La Bosnie est déchirée, mais dans la ville ouvrière de Tuzla, on veut rester serein. Indéboulonnable bastion du Parti social-démocrate (SDP), héritier de l’ancienne Ligue des communistes, la ville a toujours résisté aux sirènes nationalistes. « Ici, peut-être du fait de notre culture ouvrière et cosmopolite, nous regardons l’autre comme un être humain, pas comme un Bosniaque, un Serbe ou un Croate », explique Vehid Šehić, le président du Forum des citoyens de Tuzla. Maire de la ville depuis 2000, Jasmin Imamović, insiste sur la défense des accords de Dayton : « Il n’y a pas d’autre solution possible. Il faut que les Serbes renoncent à l’idée de sécession mais aussi que les Bosniaques renoncent à l’idée de supprimer la Republika Srpska. Le cadre de Dayton est une camisole de force imposée, mais on ne pourra le changer que par un consensus de tous les peuples du pays ». Pour lui, la priorité aujourd’hui de la communauté internationale devrait être de s’assurer que les élections du 2 octobre prochain prévues par Dayton auront bien lieu, sachant que Čović et Dodik menacent de bloquer le budget. L’OHR peut en effet, en utilisant les « pouvoirs de Bonn », l’imposer. Et même adopter un système de protection de l’intégrité du scrutin, demandé depuis des années par la société civile qui dénonce le trucage des élections.

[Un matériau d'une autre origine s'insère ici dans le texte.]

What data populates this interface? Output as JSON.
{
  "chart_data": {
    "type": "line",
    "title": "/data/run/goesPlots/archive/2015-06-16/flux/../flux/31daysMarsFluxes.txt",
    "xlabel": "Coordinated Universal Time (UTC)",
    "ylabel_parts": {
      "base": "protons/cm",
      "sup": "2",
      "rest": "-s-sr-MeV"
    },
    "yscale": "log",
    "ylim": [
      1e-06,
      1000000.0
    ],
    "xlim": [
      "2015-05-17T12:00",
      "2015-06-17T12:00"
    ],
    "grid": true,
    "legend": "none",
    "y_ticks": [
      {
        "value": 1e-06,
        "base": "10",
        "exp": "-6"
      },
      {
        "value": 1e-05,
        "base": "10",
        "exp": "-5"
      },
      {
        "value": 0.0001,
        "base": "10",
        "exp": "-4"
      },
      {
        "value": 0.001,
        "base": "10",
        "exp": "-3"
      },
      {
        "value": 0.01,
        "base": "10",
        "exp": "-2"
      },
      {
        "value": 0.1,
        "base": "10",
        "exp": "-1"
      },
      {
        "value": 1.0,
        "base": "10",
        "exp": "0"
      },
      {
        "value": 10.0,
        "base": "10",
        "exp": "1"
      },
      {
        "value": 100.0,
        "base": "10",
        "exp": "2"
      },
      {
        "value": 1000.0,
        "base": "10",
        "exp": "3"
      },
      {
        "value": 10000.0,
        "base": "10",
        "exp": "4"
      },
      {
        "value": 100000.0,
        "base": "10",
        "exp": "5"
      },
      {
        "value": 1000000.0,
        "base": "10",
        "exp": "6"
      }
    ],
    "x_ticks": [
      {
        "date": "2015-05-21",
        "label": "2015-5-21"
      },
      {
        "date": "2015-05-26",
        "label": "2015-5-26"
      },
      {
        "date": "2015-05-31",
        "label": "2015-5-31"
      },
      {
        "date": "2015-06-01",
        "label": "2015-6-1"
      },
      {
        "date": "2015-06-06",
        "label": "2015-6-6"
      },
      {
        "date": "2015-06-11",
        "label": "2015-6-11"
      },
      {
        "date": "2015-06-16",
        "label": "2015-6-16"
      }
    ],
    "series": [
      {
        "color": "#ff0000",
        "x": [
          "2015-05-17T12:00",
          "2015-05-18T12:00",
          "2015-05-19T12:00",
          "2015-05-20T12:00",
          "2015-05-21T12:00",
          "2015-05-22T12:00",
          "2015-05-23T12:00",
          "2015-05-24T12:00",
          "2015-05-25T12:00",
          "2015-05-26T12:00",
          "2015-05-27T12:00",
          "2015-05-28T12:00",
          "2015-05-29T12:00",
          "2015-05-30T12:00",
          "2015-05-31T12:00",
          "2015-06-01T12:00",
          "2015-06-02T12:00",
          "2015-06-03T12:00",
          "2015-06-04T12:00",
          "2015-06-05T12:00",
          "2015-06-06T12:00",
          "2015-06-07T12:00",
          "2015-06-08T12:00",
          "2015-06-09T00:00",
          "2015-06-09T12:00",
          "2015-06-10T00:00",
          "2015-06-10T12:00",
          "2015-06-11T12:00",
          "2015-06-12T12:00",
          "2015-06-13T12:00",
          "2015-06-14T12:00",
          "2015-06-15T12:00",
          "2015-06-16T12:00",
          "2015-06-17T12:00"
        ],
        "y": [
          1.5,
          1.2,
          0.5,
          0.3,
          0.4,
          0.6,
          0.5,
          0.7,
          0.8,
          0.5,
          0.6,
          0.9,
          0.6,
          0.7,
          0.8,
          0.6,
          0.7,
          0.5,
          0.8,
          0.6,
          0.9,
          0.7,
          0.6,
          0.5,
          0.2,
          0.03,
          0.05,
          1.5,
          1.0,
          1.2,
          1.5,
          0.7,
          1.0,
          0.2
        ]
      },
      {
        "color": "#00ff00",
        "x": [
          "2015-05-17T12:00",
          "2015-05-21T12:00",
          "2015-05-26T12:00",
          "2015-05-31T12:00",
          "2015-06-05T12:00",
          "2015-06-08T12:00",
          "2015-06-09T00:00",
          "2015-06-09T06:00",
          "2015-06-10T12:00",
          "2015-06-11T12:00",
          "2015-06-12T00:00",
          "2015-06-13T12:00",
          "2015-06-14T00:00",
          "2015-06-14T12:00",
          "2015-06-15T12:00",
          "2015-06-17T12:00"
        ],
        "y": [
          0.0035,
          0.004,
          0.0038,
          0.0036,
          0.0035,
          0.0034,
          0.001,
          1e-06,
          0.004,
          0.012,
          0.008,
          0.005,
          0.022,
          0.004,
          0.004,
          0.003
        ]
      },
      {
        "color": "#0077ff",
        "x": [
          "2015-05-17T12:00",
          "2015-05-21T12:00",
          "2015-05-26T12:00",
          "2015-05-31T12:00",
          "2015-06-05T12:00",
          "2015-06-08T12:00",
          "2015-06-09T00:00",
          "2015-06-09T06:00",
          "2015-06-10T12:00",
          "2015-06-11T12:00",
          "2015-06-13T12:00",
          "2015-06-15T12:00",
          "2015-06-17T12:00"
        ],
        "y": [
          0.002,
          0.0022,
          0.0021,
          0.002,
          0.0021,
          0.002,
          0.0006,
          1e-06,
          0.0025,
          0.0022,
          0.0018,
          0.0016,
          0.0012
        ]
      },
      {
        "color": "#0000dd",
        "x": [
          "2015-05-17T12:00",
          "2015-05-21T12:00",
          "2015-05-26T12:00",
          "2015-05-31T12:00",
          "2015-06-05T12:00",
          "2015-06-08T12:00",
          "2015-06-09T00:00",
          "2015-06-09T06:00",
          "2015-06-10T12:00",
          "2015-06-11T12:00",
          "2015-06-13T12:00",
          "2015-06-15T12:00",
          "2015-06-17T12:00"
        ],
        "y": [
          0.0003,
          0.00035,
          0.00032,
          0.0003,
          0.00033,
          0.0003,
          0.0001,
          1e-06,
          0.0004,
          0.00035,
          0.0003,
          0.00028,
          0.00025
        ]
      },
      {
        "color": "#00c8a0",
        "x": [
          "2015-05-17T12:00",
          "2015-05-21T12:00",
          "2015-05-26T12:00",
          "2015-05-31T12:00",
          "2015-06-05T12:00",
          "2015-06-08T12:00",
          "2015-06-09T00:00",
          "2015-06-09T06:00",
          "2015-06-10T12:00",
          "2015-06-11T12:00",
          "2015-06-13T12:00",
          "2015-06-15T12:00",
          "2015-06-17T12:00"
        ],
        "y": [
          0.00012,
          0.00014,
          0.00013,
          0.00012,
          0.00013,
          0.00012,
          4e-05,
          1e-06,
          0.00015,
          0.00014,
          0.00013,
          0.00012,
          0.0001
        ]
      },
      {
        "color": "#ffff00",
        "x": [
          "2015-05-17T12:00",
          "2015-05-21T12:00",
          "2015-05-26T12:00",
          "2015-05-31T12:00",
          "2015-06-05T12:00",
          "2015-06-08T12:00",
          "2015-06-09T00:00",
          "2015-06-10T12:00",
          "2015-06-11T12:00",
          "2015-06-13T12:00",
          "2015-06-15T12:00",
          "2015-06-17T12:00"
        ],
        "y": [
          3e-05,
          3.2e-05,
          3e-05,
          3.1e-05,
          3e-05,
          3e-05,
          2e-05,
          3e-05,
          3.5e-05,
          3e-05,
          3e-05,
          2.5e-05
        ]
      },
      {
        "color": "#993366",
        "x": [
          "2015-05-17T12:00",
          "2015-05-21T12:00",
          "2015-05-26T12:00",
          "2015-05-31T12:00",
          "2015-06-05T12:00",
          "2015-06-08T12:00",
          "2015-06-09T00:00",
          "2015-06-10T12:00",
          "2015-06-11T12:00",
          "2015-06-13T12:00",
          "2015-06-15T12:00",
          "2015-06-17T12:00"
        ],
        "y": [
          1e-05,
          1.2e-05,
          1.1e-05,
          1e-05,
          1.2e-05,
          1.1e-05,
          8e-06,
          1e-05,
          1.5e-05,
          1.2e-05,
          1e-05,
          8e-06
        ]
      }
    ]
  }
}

C’est sans doute une piste de réflexion plus constructive que le non paper du printemps dernier, attribué au chef du gouvernement slovène, l’ultraconservateur Janez Janša, transmis à la Commission européenne, qui envisageait de modifier toutes les frontières des Balkans sur des principes « ethniques », partageant la Bosnie-Herzégovine entre la Croatie et la Serbie et ne laissant aux Bosniaques musulmans qu’un minuscule territoire centré autour de Sarajevo, de Zenica et de Tuzla. Une vieille idée commune aux nationalistes croates et serbes que ce document est venu remettre à l’ordre du jour.